Das Nähere bestimmt ein Bundesgesetz, das der Zustimmung
des Bundesrates bedarf.
(1) Der Bund hat die ausschließliche Gesetzgebung über
die Zölle und Finanzmonopole.
(2) Der Bund hat die konkurrierende Gesetzgebung über
die übrigen Steuern, wenn ihm das Aufkommen dieser
Steuern ganz oder zum Teil zusteht oder die Voraussetzungen
des Artikels 72 Absatz 2 vorliegen.
(2a) Die Länder haben die Befugnis zur Gesetzgebung
über die örtlichen Verbrauch- und Aufwandsteuern, solange
und soweit sie nicht bundesgesetzlich geregelten
Steuern gleichartig sind.
(3) Bundesgesetze über Steuern, deren Aufkommen den
Ländern oder den Gemeinden (Gemeindeverbänden) ganz
oder zum Teil zufließt, bedürfen der Zustimmung des Bundesrates.
(1) Der Ertrag der Finanzmonopole und das Aufkommen
der folgenden Steuern stehen dem Bund zu:
1. die Zölle,
2. die Verbrauchsteuern, soweit sie nicht nach Absatz 2
den Ländern, nach Absatz 3 Bund und Ländern gemeinsam
oder nach Absatz 6 den Gemeinden zustehen,
3. die Straßengüterverkehrsteuer,
4. die Kapitalverkehrsteuern, die Versicherungsteuer und
die Wechselsteuer,
5. die einmaligen Vermögensabgaben und die zur Durchführung
des Lastenausgleichs erhobenen Ausgleichsabgaben,
6. die Ergänzungsabgabe zur Einkommensteuer und zur
Körperschaftsteuer,
7. Abgaben im Rahmen der Europäischen Gemeinschaften.
(2) Das Aufkommen der folgenden Steuern steht den
Ländern zu:
1. die Vermögensteuer.
2. die Erbschaftsteuer,
3. die Kraftfahrzeugsteuer,
4. die Verkehrsteuern, soweit sie nicht nach Absatz 1 dem
Bund oder nach Absatz 3 Bund und Ländern gemeinsam
zustehen,
5. die Biersteuer,
6. die Abgaben von Spielbanken.
(3) Das Aufkommen der Einkommensteuer, der Körperschaftsteuer
und der Umsatzsteuer steht dem Bund und den
Ländern gemeinsam zu (Gemeinschaftsteuern), soweit das
Aufkommen der Einkommensteuer nicht nach Absatz 5 den
Gemeinden zugewiesen wird.
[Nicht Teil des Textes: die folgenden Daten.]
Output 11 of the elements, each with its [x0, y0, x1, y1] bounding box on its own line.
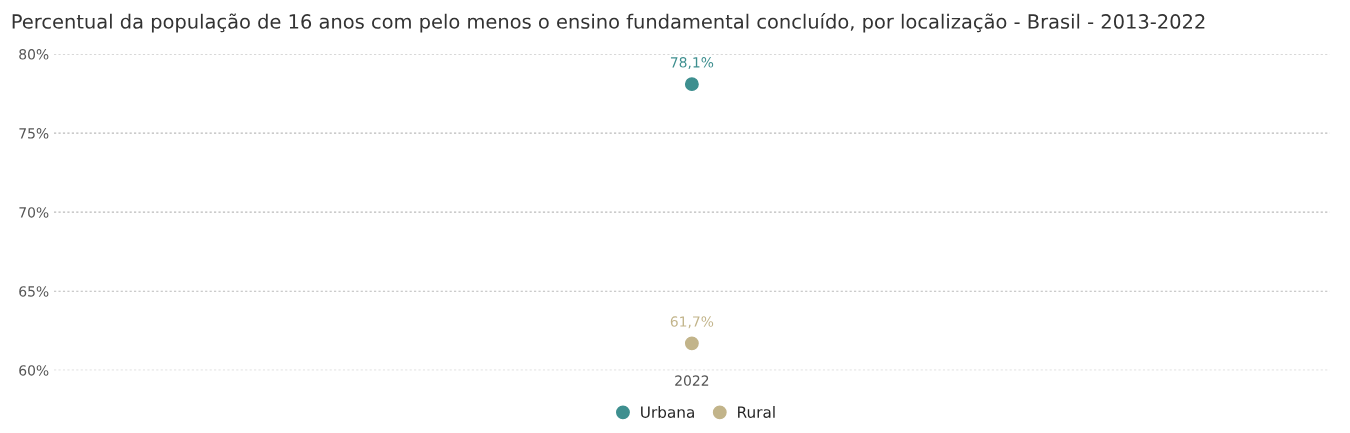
data-label: 61,7%	[670, 316, 714, 329]
x-tick-label: 2022	[675, 375, 709, 386]
chart-title: Percentual da população de 16 anos com pelo menos o ensino fundamental concluído, por localização - Brasil - 2013-2022	[12, 12, 1205, 33]
data-label: 78,1%	[670, 57, 714, 69]
y-tick-label: 75%	[19, 128, 49, 139]
y-tick-label: 80%	[19, 49, 49, 60]
y-tick-label: 70%	[19, 207, 49, 218]
y-tick-label: 60%	[19, 365, 49, 376]
legend-label: Urbana	[641, 406, 694, 418]
legend-label: Rural	[738, 406, 775, 418]
y-tick-label: 65%	[19, 286, 49, 297]
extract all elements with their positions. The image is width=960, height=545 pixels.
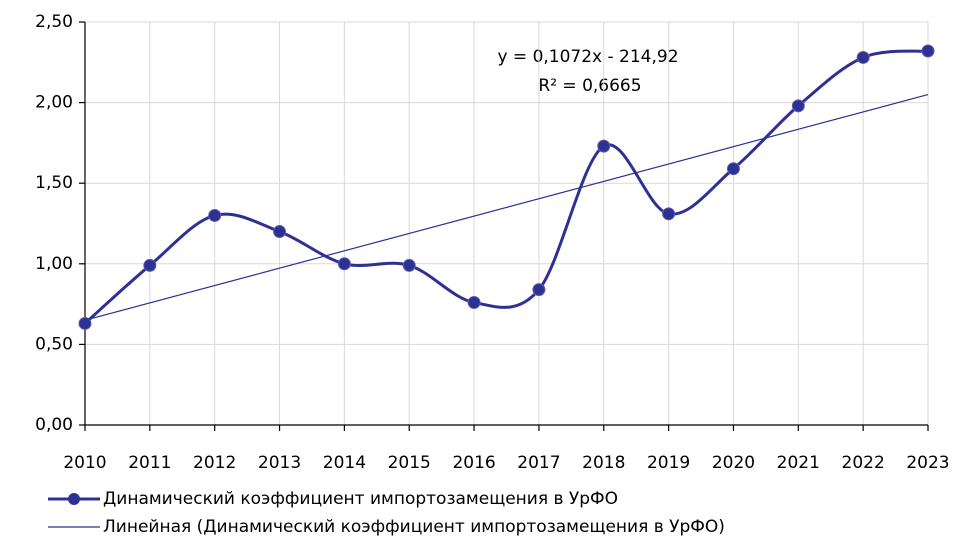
trend-r-squared: R² = 0,6665 [538,76,641,96]
legend-marker [68,493,80,505]
x-tick-label: 2015 [388,453,431,473]
x-tick-label: 2018 [582,453,625,473]
x-tick-label: 2012 [193,453,236,473]
y-tick-label: 1,50 [35,173,73,193]
x-tick-label: 2010 [63,453,106,473]
trend-equation: y = 0,1072x - 214,92 [497,47,678,67]
data-line [83,49,929,325]
x-tick-label: 2020 [712,453,755,473]
data-point [208,208,222,222]
data-point [273,225,287,239]
data-point [467,295,481,309]
y-tick-label: 1,00 [35,254,73,274]
data-point [597,139,611,153]
data-point [662,207,676,221]
trend-line [84,93,929,321]
legend-label: Линейная (Динамический коэффициент импор… [103,517,725,537]
x-tick-label: 2023 [906,453,949,473]
x-tick-label: 2011 [128,453,171,473]
data-point [791,99,805,113]
legend-label: Динамический коэффициент импортозамещени… [103,489,618,509]
x-tick-label: 2014 [323,453,366,473]
y-tick-label: 0,00 [35,415,73,435]
data-point [402,258,416,272]
x-tick-label: 2019 [647,453,690,473]
data-point [726,162,740,176]
data-point [143,258,157,272]
y-tick-label: 2,00 [35,93,73,113]
x-tick-label: 2021 [777,453,820,473]
y-tick-label: 2,50 [35,12,73,32]
x-tick-label: 2013 [258,453,301,473]
data-point [532,283,546,297]
data-point [856,50,870,64]
x-tick-label: 2022 [842,453,885,473]
data-point [921,44,935,58]
x-tick-label: 2016 [452,453,495,473]
x-tick-label: 2017 [517,453,560,473]
data-point [337,257,351,271]
y-tick-label: 0,50 [35,334,73,354]
data-point [78,316,92,330]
Am Aufkommen der Einkommensteuer
und der Körperschaftsteuer sind der Bund
und die Länder je zur Hälfte beteiligt. Die Anteile von Bund
und Ländern an der Umsatzsteuer werden durch Bundesgesetz,
das der Zustimmung des Bundesrates bedarf, festgesetzt.
Bei der Festsetzung ist von folgenden Grundsätzen
auszugehen:
1. Im Rahmen der laufenden Einnahmen haben der Bund
und die Länder gleichmäßig Anspruch auf Deckung ihrer
notwendigen Ausgaben. Dabei ist der Umfang der Ausgaben
unter Berücksichtigung einer mehrjährigen Finanzplanung zu ermitteln.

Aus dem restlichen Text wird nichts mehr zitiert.